Guida pratica per la selezione di apparecchiature a basso consumo energetico
Per i team di progetto che danno priorità all’efficienza energetica nella scelta dei paranchi, i seguenti criteri dovrebbero guidare la decisione:
- Specificare a Ascensore da cantiere dotato di VFD — l'SC200 è un esempio comprovato di questa categoria — per qualsiasi progetto che superi i 30 m di altezza o i 6 mesi di durata, in cui il risparmio energetico compenserà il costo aggiuntivo dell'attrezzatura rispetto a un montacarichi idraulico da costruzione.
- Richiedi quello del produttore consumo energetico specifico (kWh per tonnellata-metro sollevata) per consentire un confronto comparativo tra un montacarichi da cantiere e le alternative idrauliche.
- Fattore in conto assorbimento di energia in standby quando si calcolano i budget energetici: è qui che i paranchi idraulici presentano prestazioni costantemente inferiori e dove la differenza di costo giornaliero è più visibile.
- Per i siti a clima freddo, applicare a Penalità energetica dal 10% al 20%. alle stime del consumo del paranco idraulico per tenere conto del preriscaldamento del fluido e delle perdite di viscosità.
- Se la certificazione di bioedilizia è un requisito del progetto, documenta la differenza di consumo energetico e i risparmi di CO₂ associati derivanti dall'utilizzo di un ascensore da cantiere rispetto a un paranco idraulico come parte del reporting di sostenibilità del progetto.
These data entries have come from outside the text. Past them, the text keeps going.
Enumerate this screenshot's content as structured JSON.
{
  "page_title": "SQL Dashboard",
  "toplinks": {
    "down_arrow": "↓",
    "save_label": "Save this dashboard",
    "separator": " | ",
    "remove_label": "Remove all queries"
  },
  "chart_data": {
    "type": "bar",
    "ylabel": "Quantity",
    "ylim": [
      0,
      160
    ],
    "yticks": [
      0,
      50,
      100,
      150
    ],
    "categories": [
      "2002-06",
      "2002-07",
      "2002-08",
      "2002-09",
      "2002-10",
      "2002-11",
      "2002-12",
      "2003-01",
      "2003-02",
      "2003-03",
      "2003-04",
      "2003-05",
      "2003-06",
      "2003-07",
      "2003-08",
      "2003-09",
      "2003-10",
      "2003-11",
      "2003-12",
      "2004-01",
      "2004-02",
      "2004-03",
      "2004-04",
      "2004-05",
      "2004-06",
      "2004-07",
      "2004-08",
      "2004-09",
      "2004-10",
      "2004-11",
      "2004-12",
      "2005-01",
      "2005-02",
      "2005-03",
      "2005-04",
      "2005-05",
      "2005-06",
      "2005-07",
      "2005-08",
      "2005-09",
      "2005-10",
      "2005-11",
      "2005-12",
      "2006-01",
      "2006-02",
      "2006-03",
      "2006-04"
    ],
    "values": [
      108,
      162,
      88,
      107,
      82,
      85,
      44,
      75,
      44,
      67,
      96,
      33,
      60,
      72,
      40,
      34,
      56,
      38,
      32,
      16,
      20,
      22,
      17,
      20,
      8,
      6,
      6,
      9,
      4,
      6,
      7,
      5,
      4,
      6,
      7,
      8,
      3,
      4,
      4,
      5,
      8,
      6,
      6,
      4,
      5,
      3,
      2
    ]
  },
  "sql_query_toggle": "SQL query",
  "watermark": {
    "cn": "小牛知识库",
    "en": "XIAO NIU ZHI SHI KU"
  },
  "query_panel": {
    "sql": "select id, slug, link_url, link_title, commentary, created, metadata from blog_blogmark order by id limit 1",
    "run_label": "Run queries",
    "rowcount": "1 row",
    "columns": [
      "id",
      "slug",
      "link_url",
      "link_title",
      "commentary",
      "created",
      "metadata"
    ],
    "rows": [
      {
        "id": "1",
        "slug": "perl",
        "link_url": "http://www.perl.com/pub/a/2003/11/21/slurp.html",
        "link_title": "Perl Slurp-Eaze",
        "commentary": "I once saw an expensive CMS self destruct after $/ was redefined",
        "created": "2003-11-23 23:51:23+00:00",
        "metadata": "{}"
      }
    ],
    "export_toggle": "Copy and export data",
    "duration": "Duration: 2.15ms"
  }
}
Il vantaggio in termini di consumo energetico di un ascensore per l'edilizia rispetto a un montacarichi idraulico è sostanziale, coerente e ben documentato. Con Consumo di elettricità ridotto dal 30% al 50% per ciclo di lavoro , un consumo di standby trascurabile, un recupero di energia rigenerativa opzionale e nessuna perdita di efficienza legata ai fluidi, l'ascensore da cantiere a pignone e cremagliera, esemplificato dall'argano da cantiere SC200 ampiamente diffuso, è la scelta chiaramente più efficiente dal punto di vista energetico per la stragrande maggioranza delle applicazioni di trasporto verticale in cantiere. Per i team di progetto che operano in mercati sensibili ai prezzi energetici, che perseguono certificazioni ecologiche o che gestiscono programmi di costruzione pluriennali, scegliere un ascensore per l'edilizia rispetto a un montacarichi idraulico non è solo una decisione ambientale, ma è anche una solida decisione finanziaria.